Я забрался по ступенькам к двери и дернул за ручку – она не поддалась.

– Давай, – позвал Алекс, протягивая мне руку. – Здесь нас точно не достанут.

Я принял его руку, не раздумывая ни секунды. Забраться на крышу оказалась несколько сложнее, чем я то представлял: Алекс был хоть и физически сильным мальчиком, но всё же оставался ребенком. Впрочем, подвывание собак прибавляло сил. Оказавшись наверху, я откинулся на спину и тяжело сглотнул.

– Так странно, – услышал я голос мальчика, – в последнее время всё чаще встречаю зараженных животных. Если вирус мутирует с каждым днем, не значит ли это, что однажды не останется здоровых людей?

Я приподнялся на локтях и посмотрел вниз: некоторые собаки спрыгнули на пути и будто потерявшиеся слонялись вдоль рельс. Они выглядели полностью утратившими всякий разум, настолько апатичными, что мне даже стало их жаль: взгляд, прожженный глубоко въевшейся в тело болезнью, был совершенно пустым. Но я знал, что стоит привлечь их внимание, как они с радостью разорвут меня на кусочки.

– Не думаю, – тихо ответил я. – До тех пор, пока на Земле будет оставаться хотя бы один человек с иммунитетом.

– И много ты встречал людей с иммунитетом?

– Встречал, – я не хотел посвящать его в свою тайну.

В глазах его промелькнуло недоверие.

– Тогда передай им, что они счастливчики.

Алекс поправил лямку рюкзака и, развернувшись, пошел вдоль вагона.

– Каков твой план?

– Нет плана. Я импровизирую, – ответил он, даже не пытаясь понизить голос.

Разогнавшись, Алекс перепрыгнул на следующий вагон. Раздался глухой стук ботинок о металлическую поверхность вагона – голодные глаза воззрились на Алекса, но он как ни в чем не бывало продолжил путь по вагонам. Но ведь рано или поздно настанет очередь кабины машиниста. Что же тогда?
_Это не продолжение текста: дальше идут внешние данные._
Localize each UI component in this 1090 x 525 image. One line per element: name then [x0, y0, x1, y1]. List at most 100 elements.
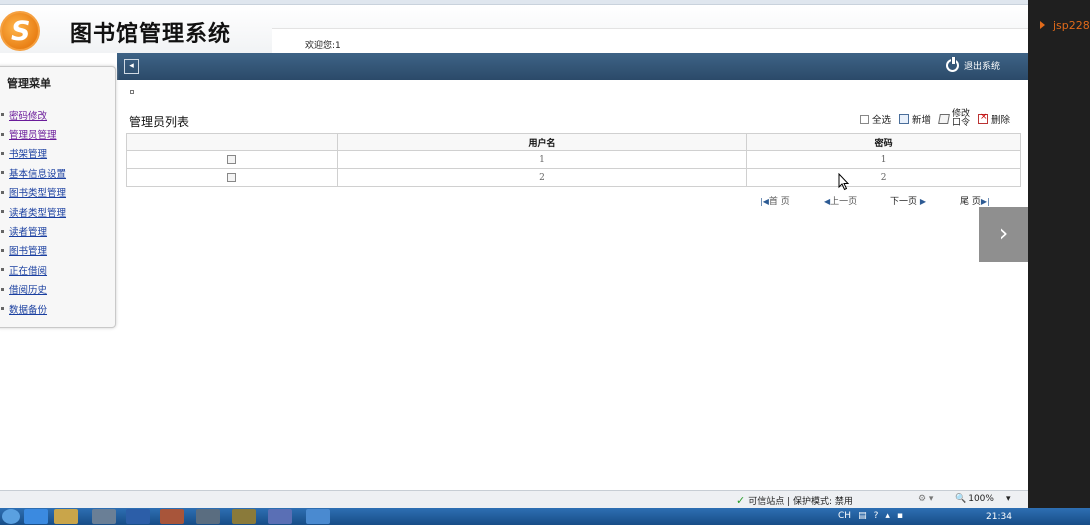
- first-page-label: 首 页: [768, 197, 790, 207]
- add-button[interactable]: 新增: [898, 112, 931, 126]
- password-cell: 1: [746, 150, 1021, 169]
- select-all-label: 全选: [871, 115, 891, 126]
- sidebar-link[interactable]: 图书管理: [9, 243, 47, 257]
- logo-glyph: S: [11, 16, 31, 47]
- sidebar-link[interactable]: 数据备份: [9, 302, 47, 316]
- prev-page-button[interactable]: ◀上一页: [824, 194, 890, 207]
- start-button-icon[interactable]: [2, 509, 20, 524]
- check-icon: ✓: [736, 494, 746, 507]
- logout-button[interactable]: 退出系统: [945, 57, 1000, 72]
- sidebar-link[interactable]: 基本信息设置: [9, 166, 66, 180]
- app-icon[interactable]: [232, 509, 256, 524]
- bullet-icon: [1, 268, 4, 272]
- sidebar-link[interactable]: 读者类型管理: [9, 205, 66, 219]
- bullet-icon: [1, 210, 4, 214]
- welcome-text: 欢迎您:1: [305, 41, 341, 51]
- logo-icon: S: [0, 11, 40, 51]
- sidebar-item-basic-info: 基本信息设置: [1, 163, 66, 182]
- app-icon[interactable]: [160, 509, 184, 524]
- sidebar-item-admins: 管理员管理: [1, 124, 66, 143]
- logout-label: 退出系统: [963, 62, 1000, 72]
- sidebar-item-reader-types: 读者类型管理: [1, 202, 66, 221]
- last-page-label: 尾 页: [960, 197, 981, 207]
- column-header: 密码: [746, 133, 1021, 151]
- last-page-button[interactable]: 尾 页▶|: [960, 194, 990, 207]
- right-side-panel: jsp228: [1030, 0, 1090, 508]
- sidebar-link[interactable]: 密码修改: [9, 108, 47, 122]
- app-icon[interactable]: [268, 509, 292, 524]
- zoom-control[interactable]: 🔍 100%: [955, 494, 994, 504]
- sidebar-item-backup: 数据备份: [1, 299, 66, 318]
- project-label[interactable]: jsp228: [1053, 19, 1090, 32]
- sidebar-link[interactable]: 书架管理: [9, 146, 47, 160]
- nav-bar: ◂ 退出系统: [117, 53, 1028, 80]
- delete-button[interactable]: 删除: [977, 112, 1010, 126]
- sidebar-link[interactable]: 正在借阅: [9, 263, 47, 277]
- admin-table: 用户名 密码 1 1 2 2: [126, 133, 1021, 187]
- ime-indicator[interactable]: CH: [838, 511, 851, 521]
- help-icon[interactable]: ?: [874, 511, 879, 521]
- bullet-icon: [1, 229, 4, 233]
- sidebar: 管理菜单 密码修改 管理员管理 书架管理 基本信息设置 图书类型管理 读者类型管…: [0, 66, 116, 328]
- sidebar-item-readers: 读者管理: [1, 221, 66, 240]
- bullet-icon: [1, 287, 4, 291]
- word-icon[interactable]: [126, 509, 150, 524]
- row-checkbox[interactable]: [227, 154, 237, 164]
- edit-password-button[interactable]: 修改 口令: [938, 110, 970, 128]
- status-bar: ✓ 可信站点 | 保护模式: 禁用 ⚙ ▾ 🔍 100% ▾: [0, 490, 1028, 508]
- app-title: 图书馆管理系统: [70, 22, 232, 47]
- security-zone-label: 可信站点 | 保护模式: 禁用: [748, 497, 853, 507]
- password-cell: 2: [746, 168, 1021, 187]
- tools-icon[interactable]: ⚙ ▾: [918, 494, 933, 504]
- column-header: 用户名: [336, 133, 748, 151]
- app-icon[interactable]: [196, 509, 220, 524]
- zoom-level: 100%: [968, 494, 994, 504]
- bullet-icon: [1, 307, 4, 311]
- next-page-icon: ▶: [919, 197, 927, 206]
- sidebar-link[interactable]: 借阅历史: [9, 282, 47, 296]
- bullet-icon: [1, 171, 4, 175]
- add-icon: [898, 114, 909, 124]
- edit-icon: [938, 114, 950, 124]
- sidebar-item-book-types: 图书类型管理: [1, 183, 66, 202]
- bullet-icon: [1, 248, 4, 252]
- select-all-button[interactable]: 全选: [859, 112, 891, 126]
- zoom-dropdown-icon[interactable]: ▾: [1006, 494, 1011, 504]
- system-tray: CH ▤ ? ▴ ▪: [838, 511, 903, 521]
- delete-label: 删除: [990, 115, 1010, 126]
- next-slide-button[interactable]: ›: [979, 207, 1028, 262]
- security-zone[interactable]: ✓ 可信站点 | 保护模式: 禁用: [736, 494, 853, 507]
- sidebar-item-books: 图书管理: [1, 241, 66, 260]
- network-icon[interactable]: ▪: [897, 511, 903, 521]
- delete-icon: [977, 112, 988, 124]
- sidebar-toggle-button[interactable]: ◂: [124, 59, 139, 74]
- ie-icon[interactable]: [24, 509, 48, 524]
- tray-expand-icon[interactable]: ▴: [885, 511, 890, 521]
- browser-content: S 图书馆管理系统 欢迎您:1 ◂ 退出系统 管理菜单 密码修改 管理员管理 书…: [0, 0, 1028, 508]
- username-cell: 1: [336, 150, 748, 169]
- clock: 21:34: [986, 512, 1012, 522]
- keyboard-icon[interactable]: ▤: [858, 511, 867, 521]
- row-select-cell: [126, 168, 338, 187]
- next-page-button[interactable]: 下一页 ▶: [890, 194, 960, 207]
- welcome-box: 欢迎您:1: [272, 28, 1028, 53]
- ie-icon[interactable]: [306, 509, 330, 524]
- prev-page-label: 上一页: [830, 197, 858, 207]
- last-page-icon: ▶|: [980, 197, 990, 206]
- row-checkbox[interactable]: [227, 172, 237, 182]
- app-icon[interactable]: [92, 509, 116, 524]
- edit-label: 修改 口令: [952, 110, 970, 128]
- pagination: |◀首 页 ◀上一页 下一页 ▶ 尾 页▶|: [760, 194, 990, 207]
- sidebar-link[interactable]: 图书类型管理: [9, 185, 66, 199]
- sidebar-link[interactable]: 管理员管理: [9, 127, 57, 141]
- first-page-button[interactable]: |◀首 页: [760, 194, 824, 207]
- bullet-icon: [1, 151, 4, 155]
- bullet-icon: [1, 132, 4, 136]
- power-icon: [945, 57, 959, 72]
- expand-arrow-icon[interactable]: [1040, 21, 1045, 29]
- sidebar-item-password: 密码修改: [1, 105, 66, 124]
- folder-icon[interactable]: [54, 509, 78, 524]
- sidebar-link[interactable]: 读者管理: [9, 224, 47, 238]
- edit-label-line2: 口令: [951, 118, 970, 128]
- column-header: [126, 133, 338, 151]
Ответ оказался прост: Алекс остановился на последнем пассажирском вагоне, погрузил руки в рюкзак и принялся что-то долго искать, пока я не подошел к нему, скептично интересуясь:

– Ищешь средство от всех проблем?

– Я и есть средство от всех проблем! – ответил он и достал игральный кубик, который я уже видел в его руках в день нашего знакомства. Точнее, на следующий день.

– Сыграешь с ними в покер?

– В покере не играют костями, глупый. Кубик для удачи.

– Удачи? Думаешь, она нам поможет?

– Я думаю, что сейчас мне придется спрыгнуть вниз и привлечь внимание стаи. Собаки погонятся за мной – я забегу в вагон через открытую дверь, а ты эту дверь подопрешь тем мусором, – он кивнул в сторону ржавых балок. – Я переберусь в следующий вагон и запру их внутри. Здорово я придумал?

Я потерял дар речи от такого заявления. Неужели он действительно собирается это сделать? А если он упадет посреди вагона? Если дверь заклинит, и он окажется запертым в вагоне с разозленными собаками? Он вообще помнил, что прошло не так много времени после падения с лестницы и ранение всё еще давало о себе знать?

– Нет, Алекс. Если в твоей голове осталась хотя бы капелька здравого смысла, то ты этого не сделаешь.

– Есть другие предложения? – с вызовом бросил он. – Нет. Как я и думал. Просто… постарайся не перепутать порядок действий, ладно?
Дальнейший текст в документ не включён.